In the past there was one reason, and one reason only, to ink up: A tattoo confirmed your status as a scary outsider rebel carny outlaw sociopath. “Don’t mess with me because I am insane,” was the intended message. And it worked. Remember Robert Mitchum in Night of The Hunter? When he cuts Shelley Winters’ throat we are hardly surprised: We knew trouble was on the horizon as soon as we saw the words LOVE and HATE inked across his knuckles. Tattoos meant mayhem.
Cut to today: Having a tattoo has lost its original meaning. Having a tattoo now has no meaning. Having a tattoo means that you have a tattoo.
While there is no longer any compelling reason to get a tattoo, there are several reasons not to:
Tempus fugit. Sitting around for hours while some dude enlivens your back with lotus blossoms, ghouls, and moonbeams is a colossal waste of time. You could be learning to tap dance or play the accordion.

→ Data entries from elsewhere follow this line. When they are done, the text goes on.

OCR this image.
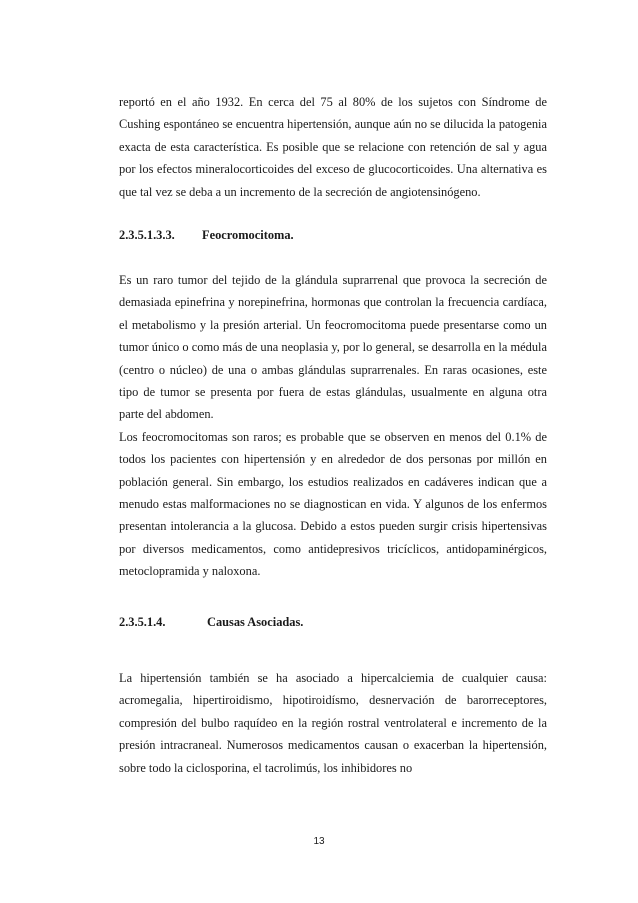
reportó en el año 1932. En cerca del 75 al 80% de los sujetos con Síndrome de Cushing espontáneo se encuentra hipertensión, aunque aún no se dilucida la patogenia exacta de esta característica. Es posible que se relacione con retención de sal y agua por los efectos mineralocorticoides del exceso de glucocorticoides. Una alternativa es que tal vez se deba a un incremento de la secreción de angiotensinógeno.

2.3.5.1.3.3. Feocromocitoma.

Es un raro tumor del tejido de la glándula suprarrenal que provoca la secreción de demasiada epinefrina y norepinefrina, hormonas que controlan la frecuencia cardíaca, el metabolismo y la presión arterial. Un feocromocitoma puede presentarse como un tumor único o como más de una neoplasia y, por lo general, se desarrolla en la médula (centro o núcleo) de una o ambas glándulas suprarrenales. En raras ocasiones, este tipo de tumor se presenta por fuera de estas glándulas, usualmente en alguna otra parte del abdomen.

Los feocromocitomas son raros; es probable que se observen en menos del 0.1% de todos los pacientes con hipertensión y en alrededor de dos personas por millón en población general. Sin embargo, los estudios realizados en cadáveres indican que a menudo estas malformaciones no se diagnostican en vida. Y algunos de los enfermos presentan intolerancia a la glucosa. Debido a estos pueden surgir crisis hipertensivas por diversos medicamentos, como antidepresivos tricíclicos, antidopaminérgicos, metoclopramida y naloxona.

2.3.5.1.4.	Causas Asociadas.

La hipertensión también se ha asociado a hipercalciemia de cualquier causa: acromegalia, hipertiroidismo, hipotiroidísmo, desnervación de barorreceptores, compresión del bulbo raquídeo en la región rostral ventrolateral e incremento de la presión intracraneal. Numerosos medicamentos causan o exacerban la hipertensión, sobre todo la ciclosporina, el tacrolimús, los inhibidores no

13
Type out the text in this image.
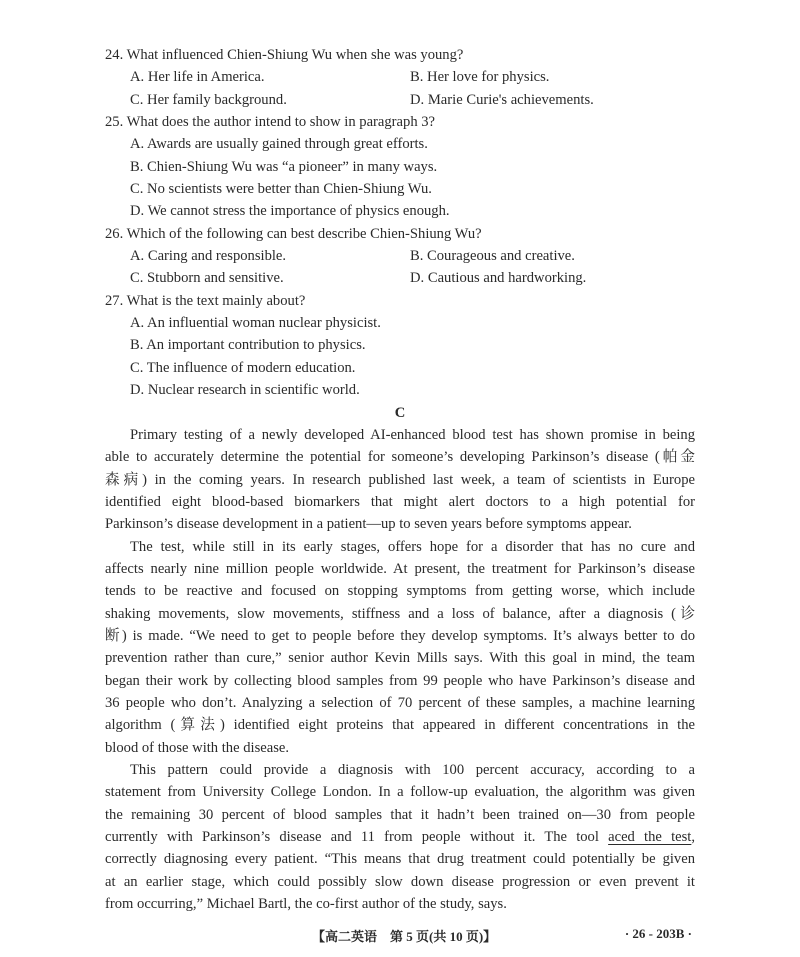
24. What influenced Chien-Shiung Wu when she was young?
A. Her life in America.	B. Her love for physics.
C. Her family background.	D. Marie Curie's achievements.
25. What does the author intend to show in paragraph 3?
A. Awards are usually gained through great efforts.
B. Chien-Shiung Wu was “a pioneer” in many ways.
C. No scientists were better than Chien-Shiung Wu.
D. We cannot stress the importance of physics enough.
26. Which of the following can best describe Chien-Shiung Wu?
A. Caring and responsible.	B. Courageous and creative.
C. Stubborn and sensitive.	D. Cautious and hardworking.
27. What is the text mainly about?
A. An influential woman nuclear physicist.
B. An important contribution to physics.
C. The influence of modern education.
D. Nuclear research in scientific world.
C
Primary testing of a newly developed AI-enhanced blood test has shown promise in being
able to accurately determine the potential for someone’s developing Parkinson’s disease (帕金
森病) in the coming years. In research published last week, a team of scientists in Europe
identified eight blood-based biomarkers that might alert doctors to a high potential for
Parkinson’s disease development in a patient—up to seven years before symptoms appear.
The test, while still in its early stages, offers hope for a disorder that has no cure and
affects nearly nine million people worldwide. At present, the treatment for Parkinson’s disease
tends to be reactive and focused on stopping symptoms from getting worse, which include
shaking movements, slow movements, stiffness and a loss of balance, after a diagnosis (诊
断) is made. “We need to get to people before they develop symptoms. It’s always better to do
prevention rather than cure,” senior author Kevin Mills says. With this goal in mind, the team
began their work by collecting blood samples from 99 people who have Parkinson’s disease and
36 people who don’t. Analyzing a selection of 70 percent of these samples, a machine learning
algorithm (算法) identified eight proteins that appeared in different concentrations in the
blood of those with the disease.
This pattern could provide a diagnosis with 100 percent accuracy, according to a
statement from University College London. In a follow-up evaluation, the algorithm was given
the remaining 30 percent of blood samples that it hadn’t been trained on—30 from people
currently with Parkinson’s disease and 11 from people without it. The tool aced the test,
correctly diagnosing every patient. “This means that drug treatment could potentially be given
at an earlier stage, which could possibly slow down disease progression or even prevent it
from occurring,” Michael Bartl, the co-first author of the study, says.
【高二英语　第 5 页(共 10 页)】	· 26 - 203B ·
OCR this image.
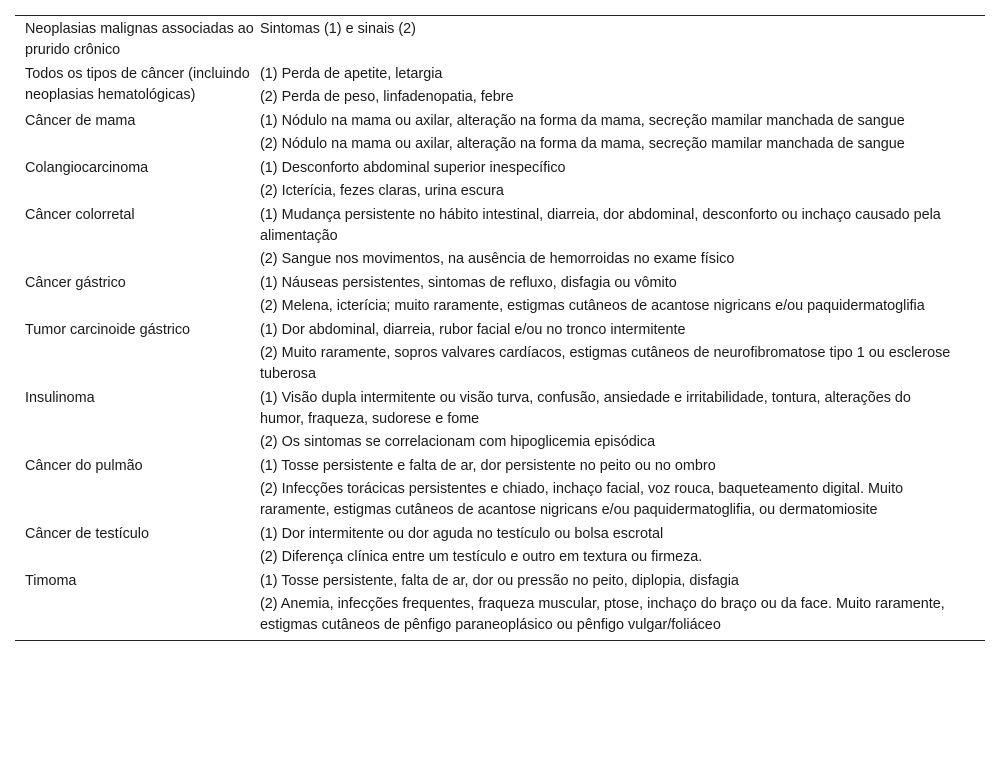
Neoplasias malignas associadas ao prurido crônico	Sintomas (1) e sinais (2)
Todos os tipos de câncer (incluindo neoplasias hematológicas)	(1) Perda de apetite, letargia
(2) Perda de peso, linfadenopatia, febre

Câncer de mama	(1) Nódulo na mama ou axilar, alteração na forma da mama, secreção mamilar manchada de sangue
(2) Nódulo na mama ou axilar, alteração na forma da mama, secreção mamilar manchada de sangue

Colangiocarcinoma	(1) Desconforto abdominal superior inespecífico
(2) Icterícia, fezes claras, urina escura

Câncer colorretal	(1) Mudança persistente no hábito intestinal, diarreia, dor abdominal, desconforto ou inchaço causado pela alimentação
(2) Sangue nos movimentos, na ausência de hemorroidas no exame físico

Câncer gástrico	(1) Náuseas persistentes, sintomas de refluxo, disfagia ou vômito
(2) Melena, icterícia; muito raramente, estigmas cutâneos de acantose nigricans e/ou paquidermatoglifia

Tumor carcinoide gástrico	(1) Dor abdominal, diarreia, rubor facial e/ou no tronco intermitente
(2) Muito raramente, sopros valvares cardíacos, estigmas cutâneos de neurofibromatose tipo 1 ou esclerose tuberosa

Insulinoma	(1) Visão dupla intermitente ou visão turva, confusão, ansiedade e irritabilidade, tontura, alterações do humor, fraqueza, sudorese e fome
(2) Os sintomas se correlacionam com hipoglicemia episódica

Câncer do pulmão	(1) Tosse persistente e falta de ar, dor persistente no peito ou no ombro
(2) Infecções torácicas persistentes e chiado, inchaço facial, voz rouca, baqueteamento digital. Muito raramente, estigmas cutâneos de acantose nigricans e/ou paquidermatoglifia, ou dermatomiosite

Câncer de testículo	(1) Dor intermitente ou dor aguda no testículo ou bolsa escrotal
(2) Diferença clínica entre um testículo e outro em textura ou firmeza.

Timoma	(1) Tosse persistente, falta de ar, dor ou pressão no peito, diplopia, disfagia
(2) Anemia, infecções frequentes, fraqueza muscular, ptose, inchaço do braço ou da face. Muito raramente, estigmas cutâneos de pênfigo paraneoplásico ou pênfigo vulgar/foliáceo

Money fugit, too. Most tat artists charge about $150 per hour. A full sleeve can take 40 hours. Bingo! $6,000, plus another $6,000 for laser removal when you hit late middle age and it’s gone all crepey and is no longer recognizable as a dragon but looks more like a squashed squirrel. You went from being the girl with the dragon tattoo to the old hag with the squashed-squirrel tattoo, and it only cost you $12K and hours of agony.
Wilkommen, bienvenue Hep C. There seems to be no limit to the horrid medical conditions which are associated with tats. Aside from all the usual blood-born suspects, new research suggests that certain inks do horrid things to your lymph nodes.